Being non-binary is rejecting to identify as male or female. You can be non-binary and have AIS, but you don’t have to be non-binary just because you have AIS.
You can have AIS and identify as Female, Male, or Non-Binary, and all three are perfectly valid as long as you are true to yourself.
Do I need to see a therapist?
Only you can answer that question. I know that talking to someone helps. I know that having AIS and being Intersex is hard, and keeping feelings bottled up inside is never good.
AIS is a rare condition, with less than 200,000 cases in the United States (source), and that can be a really scary and isolating feeling. When you feel comfortable, I would seek out someone to talk to. Either a family member, a support group, a trusted friend, or a therapist. What is wonderful about a therapist is that they have the skills to help you heal from the pain you are feeling. Another advantage of a therapist over a family member or a friend is that medical professionals are under oath to keep their silence.
Additionally, there’s no shame or stigma with going to see or talk to a therapist. Just as you need to see a primary care physician to make sure your body is performing normally, you should see a therapist to keep your mind performing optimally.
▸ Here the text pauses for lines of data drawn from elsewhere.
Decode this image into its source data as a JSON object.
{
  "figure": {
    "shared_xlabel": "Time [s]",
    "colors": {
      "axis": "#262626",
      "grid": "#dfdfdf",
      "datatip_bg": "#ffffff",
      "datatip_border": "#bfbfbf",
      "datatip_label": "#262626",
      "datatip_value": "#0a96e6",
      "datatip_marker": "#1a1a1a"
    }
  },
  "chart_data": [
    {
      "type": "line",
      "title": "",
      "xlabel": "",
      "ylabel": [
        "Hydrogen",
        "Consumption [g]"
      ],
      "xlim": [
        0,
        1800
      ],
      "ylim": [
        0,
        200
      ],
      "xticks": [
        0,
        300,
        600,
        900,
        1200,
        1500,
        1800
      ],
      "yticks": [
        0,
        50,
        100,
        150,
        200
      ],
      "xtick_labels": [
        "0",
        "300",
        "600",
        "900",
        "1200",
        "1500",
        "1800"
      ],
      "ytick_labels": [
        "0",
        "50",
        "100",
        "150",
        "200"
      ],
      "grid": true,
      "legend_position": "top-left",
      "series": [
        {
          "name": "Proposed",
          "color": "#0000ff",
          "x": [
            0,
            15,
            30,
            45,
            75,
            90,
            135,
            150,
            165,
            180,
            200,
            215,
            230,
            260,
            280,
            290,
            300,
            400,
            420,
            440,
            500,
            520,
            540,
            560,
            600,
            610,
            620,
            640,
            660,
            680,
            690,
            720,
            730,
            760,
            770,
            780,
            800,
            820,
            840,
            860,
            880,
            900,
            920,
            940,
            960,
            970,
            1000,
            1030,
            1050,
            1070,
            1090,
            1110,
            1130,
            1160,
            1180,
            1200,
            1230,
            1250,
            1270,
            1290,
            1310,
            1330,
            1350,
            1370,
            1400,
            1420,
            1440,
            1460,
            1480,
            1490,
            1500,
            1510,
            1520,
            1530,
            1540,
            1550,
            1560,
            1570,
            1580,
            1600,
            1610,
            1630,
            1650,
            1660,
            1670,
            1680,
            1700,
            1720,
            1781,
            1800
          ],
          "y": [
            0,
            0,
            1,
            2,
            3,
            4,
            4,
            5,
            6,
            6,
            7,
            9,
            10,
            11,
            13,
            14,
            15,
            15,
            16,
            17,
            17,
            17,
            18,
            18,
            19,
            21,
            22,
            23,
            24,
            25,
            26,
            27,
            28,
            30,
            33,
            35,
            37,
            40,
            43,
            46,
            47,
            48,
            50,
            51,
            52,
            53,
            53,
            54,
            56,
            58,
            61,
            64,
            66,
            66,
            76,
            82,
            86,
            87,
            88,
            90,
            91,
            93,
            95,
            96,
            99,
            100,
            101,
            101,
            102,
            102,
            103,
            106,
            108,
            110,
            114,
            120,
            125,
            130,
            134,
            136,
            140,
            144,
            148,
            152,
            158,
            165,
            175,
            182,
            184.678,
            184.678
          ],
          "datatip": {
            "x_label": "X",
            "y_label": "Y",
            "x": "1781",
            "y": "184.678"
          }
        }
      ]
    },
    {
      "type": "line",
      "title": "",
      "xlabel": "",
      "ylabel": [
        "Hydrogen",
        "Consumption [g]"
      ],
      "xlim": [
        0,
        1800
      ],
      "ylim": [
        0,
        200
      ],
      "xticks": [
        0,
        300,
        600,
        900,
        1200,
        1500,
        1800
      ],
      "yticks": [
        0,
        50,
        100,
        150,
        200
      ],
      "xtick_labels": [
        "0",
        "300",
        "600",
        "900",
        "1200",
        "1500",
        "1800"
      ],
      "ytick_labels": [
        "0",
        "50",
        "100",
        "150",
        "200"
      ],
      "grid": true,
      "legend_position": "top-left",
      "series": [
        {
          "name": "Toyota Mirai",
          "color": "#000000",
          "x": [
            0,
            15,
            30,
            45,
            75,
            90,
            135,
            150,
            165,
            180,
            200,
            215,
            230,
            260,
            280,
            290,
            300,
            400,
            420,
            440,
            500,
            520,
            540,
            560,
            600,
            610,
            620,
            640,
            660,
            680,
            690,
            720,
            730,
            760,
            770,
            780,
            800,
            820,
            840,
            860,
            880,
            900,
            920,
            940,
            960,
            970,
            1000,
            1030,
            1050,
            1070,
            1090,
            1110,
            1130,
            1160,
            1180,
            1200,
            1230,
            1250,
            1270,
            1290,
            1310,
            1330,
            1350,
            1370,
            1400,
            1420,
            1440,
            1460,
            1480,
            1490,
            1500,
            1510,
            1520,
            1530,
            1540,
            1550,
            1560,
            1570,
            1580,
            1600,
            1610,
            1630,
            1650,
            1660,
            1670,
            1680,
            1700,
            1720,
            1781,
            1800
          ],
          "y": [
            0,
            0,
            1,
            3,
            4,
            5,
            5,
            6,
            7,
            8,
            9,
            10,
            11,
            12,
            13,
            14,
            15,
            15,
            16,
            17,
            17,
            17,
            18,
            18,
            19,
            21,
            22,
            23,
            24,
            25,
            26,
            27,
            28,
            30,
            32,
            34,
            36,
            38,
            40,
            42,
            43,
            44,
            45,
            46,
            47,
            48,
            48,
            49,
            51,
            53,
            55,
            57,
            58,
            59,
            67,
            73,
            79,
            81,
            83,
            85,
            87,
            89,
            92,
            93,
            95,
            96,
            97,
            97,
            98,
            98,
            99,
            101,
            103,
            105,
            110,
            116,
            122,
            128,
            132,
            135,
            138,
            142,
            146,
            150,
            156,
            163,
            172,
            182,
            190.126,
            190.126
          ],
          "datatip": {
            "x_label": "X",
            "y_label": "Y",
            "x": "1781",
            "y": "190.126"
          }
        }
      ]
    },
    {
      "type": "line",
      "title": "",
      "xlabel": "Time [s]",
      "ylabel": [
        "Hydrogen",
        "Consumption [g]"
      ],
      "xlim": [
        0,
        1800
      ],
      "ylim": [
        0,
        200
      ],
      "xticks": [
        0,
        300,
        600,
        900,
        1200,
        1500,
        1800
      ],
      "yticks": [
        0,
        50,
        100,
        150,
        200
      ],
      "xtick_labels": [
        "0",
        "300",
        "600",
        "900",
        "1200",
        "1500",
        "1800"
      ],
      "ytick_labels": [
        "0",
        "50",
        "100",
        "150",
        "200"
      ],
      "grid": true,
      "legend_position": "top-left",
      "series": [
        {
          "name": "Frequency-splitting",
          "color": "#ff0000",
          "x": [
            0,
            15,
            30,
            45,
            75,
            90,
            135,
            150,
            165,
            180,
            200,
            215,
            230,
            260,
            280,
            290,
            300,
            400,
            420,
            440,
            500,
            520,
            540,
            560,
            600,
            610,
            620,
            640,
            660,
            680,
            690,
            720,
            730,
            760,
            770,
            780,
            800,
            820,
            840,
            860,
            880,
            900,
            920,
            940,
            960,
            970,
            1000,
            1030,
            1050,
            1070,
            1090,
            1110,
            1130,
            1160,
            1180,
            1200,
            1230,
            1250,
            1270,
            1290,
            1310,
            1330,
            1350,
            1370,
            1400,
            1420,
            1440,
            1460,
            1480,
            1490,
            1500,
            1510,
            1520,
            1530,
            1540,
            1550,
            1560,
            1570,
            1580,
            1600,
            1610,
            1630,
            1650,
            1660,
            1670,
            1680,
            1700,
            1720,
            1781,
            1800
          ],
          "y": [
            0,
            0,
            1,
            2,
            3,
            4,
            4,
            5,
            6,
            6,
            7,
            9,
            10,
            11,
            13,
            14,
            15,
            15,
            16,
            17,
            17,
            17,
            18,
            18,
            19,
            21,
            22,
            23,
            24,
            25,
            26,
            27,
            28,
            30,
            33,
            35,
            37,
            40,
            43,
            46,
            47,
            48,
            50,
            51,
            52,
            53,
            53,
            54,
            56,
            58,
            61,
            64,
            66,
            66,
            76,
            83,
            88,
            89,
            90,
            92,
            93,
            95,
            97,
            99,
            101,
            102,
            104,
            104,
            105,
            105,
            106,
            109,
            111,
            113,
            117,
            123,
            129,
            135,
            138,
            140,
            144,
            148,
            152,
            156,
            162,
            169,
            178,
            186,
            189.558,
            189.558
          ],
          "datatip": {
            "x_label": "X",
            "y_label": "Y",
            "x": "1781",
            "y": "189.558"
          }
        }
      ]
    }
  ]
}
Editors Note on Going to Therapy:
When I was diagnosed with androgen insensitivity syndrome at 15, I was terrified to talk about it. I refused to see a therapist, and I refused to tell anyone. Like a lot of people, I fell victim to shame. I kept all that pain bottled up for years.
As an adult, I did go to therapy, which included writing all of my feelings and past trauma out. I found myself writing out my entire AIS journey again and again over the course of years, until I got to this iteration – a website. My way of healing has been creating this website as a love letter to myself at 15. It’s a gift for 15 year old me, and every other 15 year old with AIS and their parents so they won’t have to struggle for the same information like I did.
I can’t tell you to go to therapy… but go to therapy. It helps.